Harga Gabah Tak Boleh di Bawah Rp 6.500 per Kg, Ini Kata Pengusaha Penggilingan

1 month ago 26

Liputan6.com, Jakarta - Ketua Umum Perkumpulan Penggilingan Padi dan Pengusaha Beras Indonesia (Perpadi), Sutarto Alimoeso, merespon terkait kebijakan pemerintah yang menetapkan Harga Pembelian Pemerintah (HPP) gabah petani sebesar Rp 6.500 per kilogram.

Ia memahami bahwa tujuan dari kebijakan tersebut adalah untuk meningkatkan pendapatan petani, serta mendorong mereka menghasilkan gabah dengan kualitas terbaik.

"Ya, itu kan keinginan pemerintah untuk menaikkan pendapatan petani, satu Yang kedua, tentunya itu yang kita selalu menyampaikan, petani ini kan harus kita dorong untuk menghasilkan yang terbaik," kata Sutarto saat ditemui di Kantor Kementerian Pertanian, Jakarta, Senin (10/2/2025).

Oleh karena itu, ia menekankan pentingnya dukungan dan pendampingan terhadap petani dalam meningkatkan kualitas gabah yang mereka hasilkan.

"Kami dari penggilingan padi siap bekerja sama dengan pemerintah untuk melakukan pendampingan kepada petani, agar gabah yang dihasilkan memiliki kualitas tinggi dan rendemannya baik. Dengan demikian, petani berhak mendapatkan harga yang lebih tinggi," jelasnya.

"Makanya kami dari penggilingan padi siap untuk bersama-sama dengan pemerintah untuk melakukan pendampingan, supaya yang masuk ke pemerintah maupun ke pendampingan padi itu, ya tentunya yang diharapkan dia menjaga untuk yang berkualitas kan kalau berkualitas, misalnya kualitasnya tinggi, rendemannya tinggi, otomatis nanti pasti akan mendapatkan harga yang lebih tinggi," jelasnya.

Peran Pendampingan dalam Menghasilkan Gabah Berkualitas

Sutarto juga menyatakan bahwa pendampingan kepada petani tidak bisa ditunda, terutama saat waktu panen. Menurutnya, petani perlu didampingi agar proses panen dapat dilakukan pada waktu yang tepat, karena jika terlambat atau terlalu cepat, kualitas gabah akan menurun.

"Dilapangan ini pendampingan waktu panen itu harus ada, justru penting jangan sampai petani itu misalnya belum waktunya panen malah dipanen.Alasannya jangan-jangan karena sering mengatakan alat panenya tidak terseida, jadi seolah-olah tergantung pada alat panen.
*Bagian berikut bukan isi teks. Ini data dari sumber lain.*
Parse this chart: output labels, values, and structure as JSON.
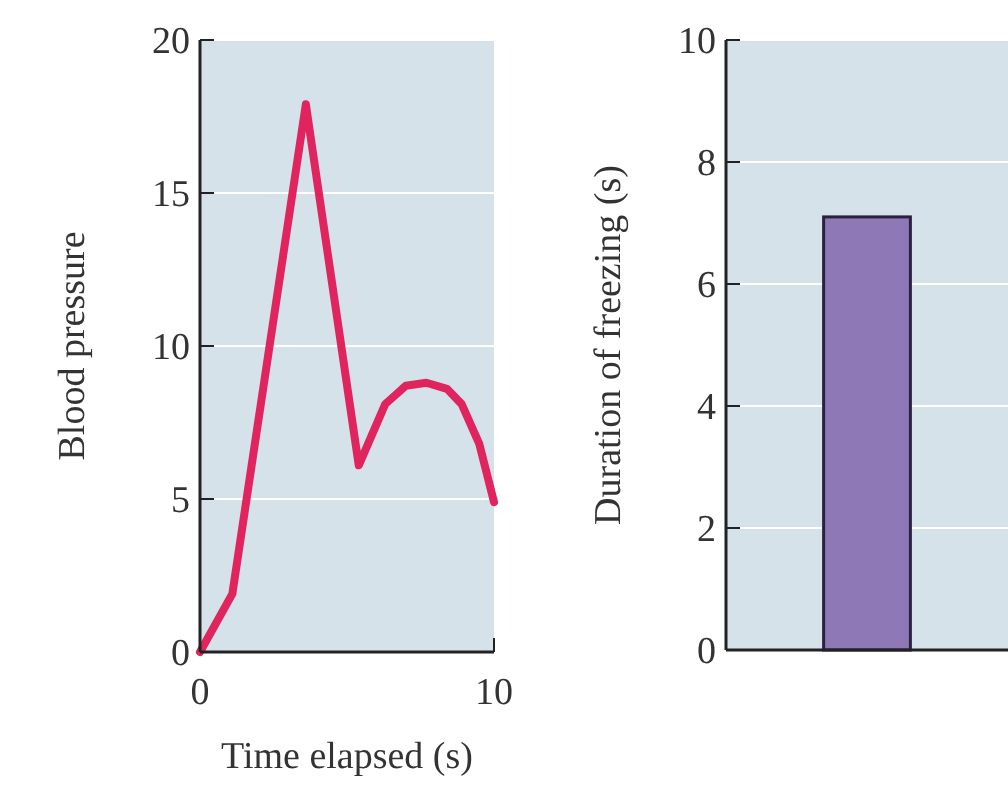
{
  "chart_data": [
    {
      "type": "line",
      "xlabel": "Time elapsed (s)",
      "ylabel": "Blood pressure",
      "x": [
        0,
        1.1,
        3.6,
        5.4,
        6.3,
        7.0,
        7.7,
        8.4,
        8.9,
        9.5,
        10
      ],
      "series": [
        {
          "color": "#e0245e",
          "values": [
            0,
            1.9,
            17.9,
            6.1,
            8.1,
            8.7,
            8.8,
            8.6,
            8.1,
            6.8,
            4.9
          ]
        }
      ],
      "xlim": [
        0,
        10
      ],
      "xticks": [
        0,
        10
      ],
      "ylim": [
        0,
        20
      ],
      "yticks": [
        0,
        5,
        10,
        15,
        20
      ],
      "grid": "y",
      "marker": "none",
      "line_style": "solid"
    },
    {
      "type": "bar",
      "ylabel": "Duration of freezing (s)",
      "categories": [
        null
      ],
      "values": [
        7.1
      ],
      "color": "#8e78b5",
      "ylim": [
        0,
        10
      ],
      "yticks": [
        0,
        2,
        4,
        6,
        8,
        10
      ],
      "grid": "y"
    }
  ]
}
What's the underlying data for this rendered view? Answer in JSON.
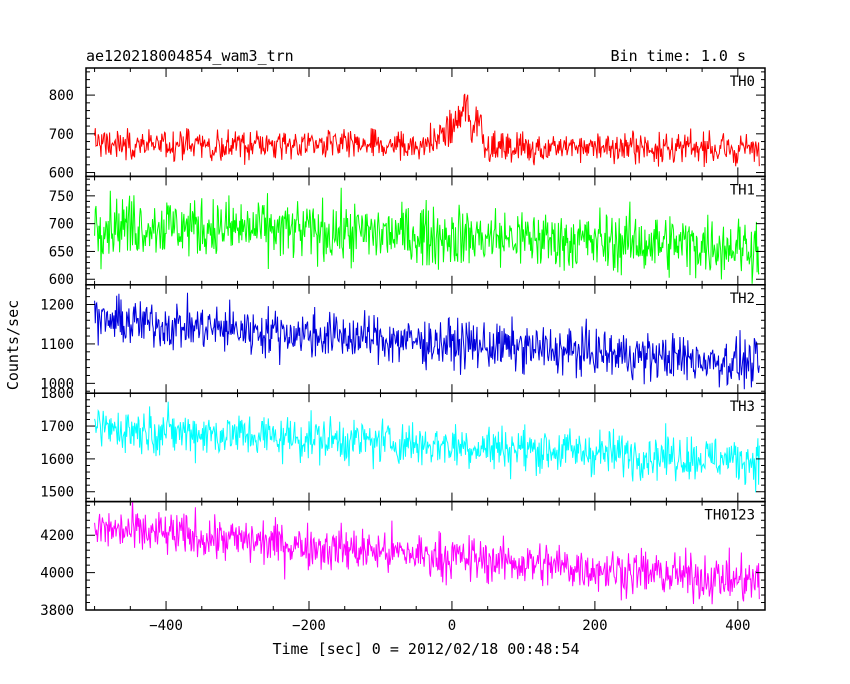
{
  "chart_data": {
    "type": "line",
    "title": "ae120218004854_wam3_trn",
    "subtitle": "Bin time: 1.0 s",
    "xlabel": "Time [sec] 0 = 2012/02/18 00:48:54",
    "ylabel": "Counts/sec",
    "xlim": [
      -512,
      438
    ],
    "x_ticks": [
      -400,
      -200,
      0,
      200,
      400
    ],
    "x_tick_labels": [
      "−400",
      "−200",
      "0",
      "200",
      "400"
    ],
    "grid": false,
    "legend": "none",
    "panels": [
      {
        "name": "TH0",
        "color": "#ff0000",
        "ylim": [
          590,
          870
        ],
        "y_ticks": [
          600,
          700,
          800
        ],
        "y_tick_labels": [
          "600",
          "700",
          "800"
        ],
        "x_range": [
          -500,
          430
        ],
        "trend": [
          [
            -500,
            675
          ],
          [
            430,
            660
          ]
        ],
        "noise": 28,
        "bursts": [
          {
            "x": -5,
            "amp": 40,
            "width": 25
          },
          {
            "x": 20,
            "amp": 90,
            "width": 14
          },
          {
            "x": 38,
            "amp": 70,
            "width": 6
          }
        ]
      },
      {
        "name": "TH1",
        "color": "#00ff00",
        "ylim": [
          590,
          785
        ],
        "y_ticks": [
          600,
          650,
          700,
          750
        ],
        "y_tick_labels": [
          "600",
          "650",
          "700",
          "750"
        ],
        "x_range": [
          -500,
          430
        ],
        "trend": [
          [
            -500,
            700
          ],
          [
            430,
            658
          ]
        ],
        "noise": 38
      },
      {
        "name": "TH2",
        "color": "#0000dd",
        "ylim": [
          975,
          1250
        ],
        "y_ticks": [
          1000,
          1100,
          1200
        ],
        "y_tick_labels": [
          "1000",
          "1100",
          "1200"
        ],
        "x_range": [
          -500,
          430
        ],
        "trend": [
          [
            -500,
            1160
          ],
          [
            430,
            1050
          ]
        ],
        "noise": 42
      },
      {
        "name": "TH3",
        "color": "#00ffff",
        "ylim": [
          1470,
          1800
        ],
        "y_ticks": [
          1500,
          1600,
          1700,
          1800
        ],
        "y_tick_labels": [
          "1500",
          "1600",
          "1700",
          "1800"
        ],
        "x_range": [
          -500,
          430
        ],
        "trend": [
          [
            -500,
            1695
          ],
          [
            430,
            1595
          ]
        ],
        "noise": 48
      },
      {
        "name": "TH0123",
        "color": "#ff00ff",
        "ylim": [
          3800,
          4380
        ],
        "y_ticks": [
          3800,
          4000,
          4200
        ],
        "y_tick_labels": [
          "3800",
          "4000",
          "4200"
        ],
        "x_range": [
          -500,
          430
        ],
        "trend": [
          [
            -500,
            4235
          ],
          [
            430,
            3950
          ]
        ],
        "noise": 85
      }
    ]
  }
}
Inilah yang harus didampingi," jelas Sutarto.

Selain itu, jika gabah dipanen terlalu cepat, hasilnya akan banyak yang belum matang sempurna, sementara jika dipanen terlalu lambat, kualitas gabah bisa menurun dengan meningkatnya jumlah butir kuning.
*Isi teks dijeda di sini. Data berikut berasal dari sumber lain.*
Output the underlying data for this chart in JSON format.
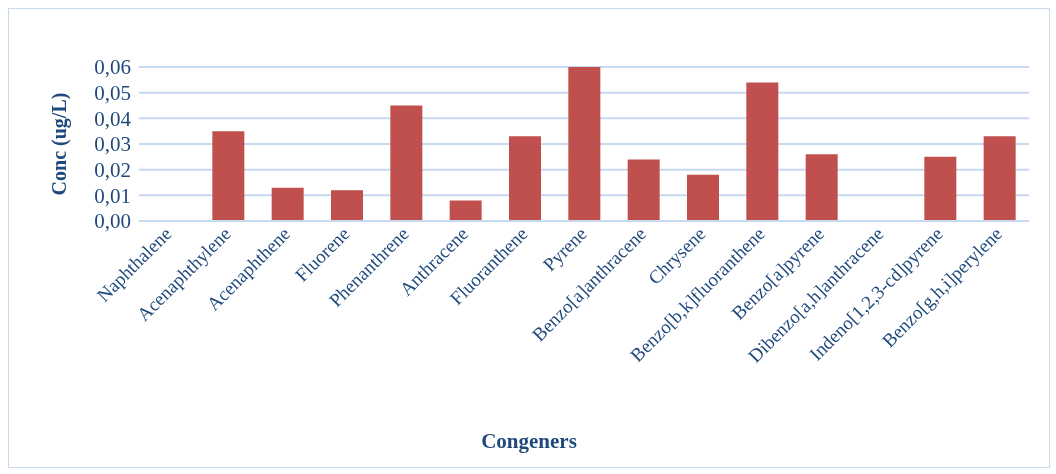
{
  "chart_data": {
    "type": "bar",
    "xlabel": "Congeners",
    "ylabel": "Conc (ug/L)",
    "categories": [
      "Naphthalene",
      "Acenaphthylene",
      "Acenaphthene",
      "Fluorene",
      "Phenanthrene",
      "Anthracene",
      "Fluoranthene",
      "Pyrene",
      "Benzo[a]anthracene",
      "Chrysene",
      "Benzo[b,k]fluoranthene",
      "Benzo[a]pyrene",
      "Dibenzo[a,h]anthracene",
      "Indeno[1,2,3-cd]pyrene",
      "Benzo[g,h,i]perylene"
    ],
    "values": [
      0,
      0.035,
      0.013,
      0.012,
      0.045,
      0.008,
      0.033,
      0.06,
      0.024,
      0.018,
      0.054,
      0.026,
      0,
      0.025,
      0.033
    ],
    "color": "#c0504d",
    "ylim": [
      0,
      0.06
    ],
    "yticks": [
      {
        "value": 0,
        "label": "0,00"
      },
      {
        "value": 0.01,
        "label": "0,01"
      },
      {
        "value": 0.02,
        "label": "0,02"
      },
      {
        "value": 0.03,
        "label": "0,03"
      },
      {
        "value": 0.04,
        "label": "0,04"
      },
      {
        "value": 0.05,
        "label": "0,05"
      },
      {
        "value": 0.06,
        "label": "0,06"
      }
    ],
    "grid": "y"
  }
}
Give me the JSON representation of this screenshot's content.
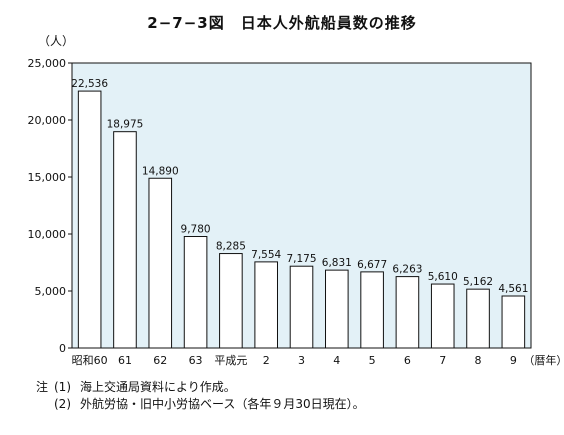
{
  "chart_data": {
    "type": "bar",
    "title": "2−7−3図　日本人外航船員数の推移",
    "ylabel": "（人）",
    "xlabel": "（暦年）",
    "categories": [
      "昭和60",
      "61",
      "62",
      "63",
      "平成元",
      "2",
      "3",
      "4",
      "5",
      "6",
      "7",
      "8",
      "9"
    ],
    "values": [
      22536,
      18975,
      14890,
      9780,
      8285,
      7554,
      7175,
      6831,
      6677,
      6263,
      5610,
      5162,
      4561
    ],
    "value_labels": [
      "22,536",
      "18,975",
      "14,890",
      "9,780",
      "8,285",
      "7,554",
      "7,175",
      "6,831",
      "6,677",
      "6,263",
      "5,610",
      "5,162",
      "4,561"
    ],
    "ylim": [
      0,
      25000
    ],
    "yticks": [
      0,
      5000,
      10000,
      15000,
      20000,
      25000
    ],
    "ytick_labels": [
      "0",
      "5,000",
      "10,000",
      "15,000",
      "20,000",
      "25,000"
    ],
    "grid": false,
    "plot_background": "#e3f1f7",
    "bar_color": "#ffffff",
    "bar_edge_color": "#111111"
  },
  "notes": {
    "label": "注",
    "items": [
      {
        "num": "(1)",
        "text": "海上交通局資料により作成。"
      },
      {
        "num": "(2)",
        "text": "外航労協・旧中小労協ベース（各年９月30日現在）。"
      }
    ]
  }
}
"itulah tugasnya pemerintah untuk mendampingi, jangan sampai yang dipanen itu misalnya lebih lambat atau lebih cepat. Kalau lebih cepat pasti nanti butir hijaunya meningkat, kalau lebih lambat nanti butir kuningnya yang meningkat Ini yang harus dijaga," ujarnya.

Pengawasan dalam Proses Panen

Sutarto juga menyoroti masalah yang sering terjadi di lapangan, seperti alat panen yang tidak memadai atau dimodifikasi sedemikian rupa, yang bisa mengurangi kualitas gabah.
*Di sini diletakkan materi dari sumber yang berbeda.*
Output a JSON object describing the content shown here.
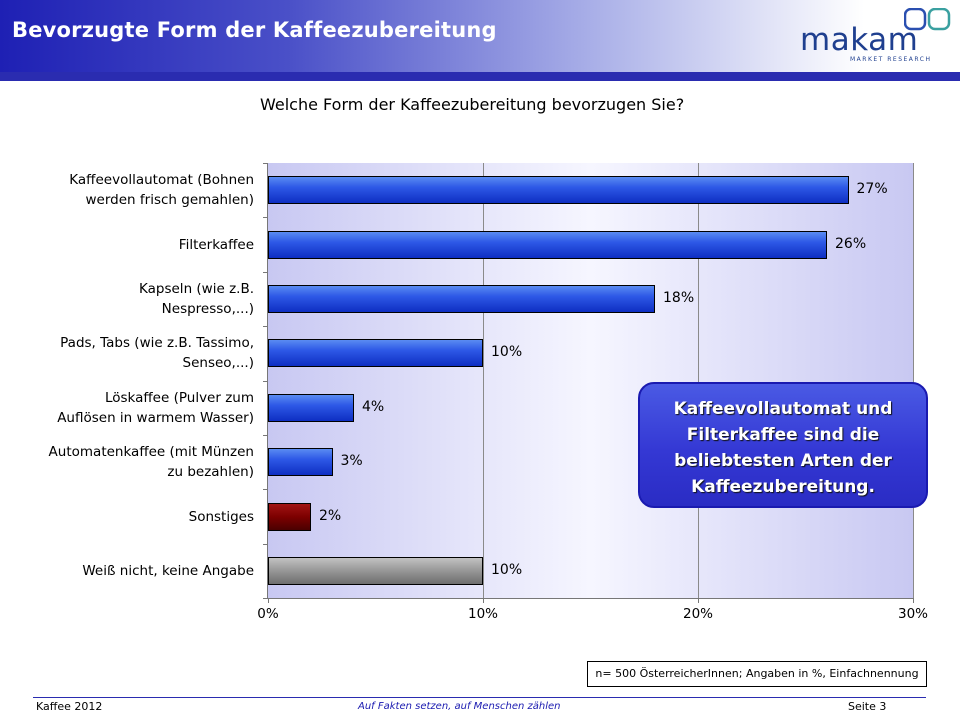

Misalnya, ada kasus di mana blower di mesin panen dikurangi kecepatannya, yang menyebabkan banyak gabah terbuang sebagai ampah. Hal ini tentu merugikan petani, karena selain kualitas gabah menurun, pendapatan mereka juga terpengaruh.

"Kemudian juga perawatan panennya juga harus dikontrol Jangan misalnya nanti dimainkan oleh alatnya misalnya blowernya dikecilin, sehingga nanti banyak ampahnya. Makannya, harus ada pendampingan," ujarnya.

Sutarto menengaskan kembali, Pemerintah dan pengusaha penggilingan padi harus terus bersinergi agar proses ini berjalan dengan baik. Dengan pendampingan yang tepat, kualitas gabah yang tinggi, dan harga yang sesuai dengan standar HPP, petani Indonesia diharapkan bisa mendapatkan keuntungan yang lebih besar, serta terus termotivasi untuk menghasilkan produk pertanian terbaik.

"Jadi, petani itu harapannya betul-betul mendapatkan harga yang baik, yaitu Rp6.500 per kg itu tentunya sesuai dengan hasil dia. Tapi kan hasil dia kan harapannya masih baik dong, jangan kita biarkan petani menghasilkan yang jelek," pungkasnya.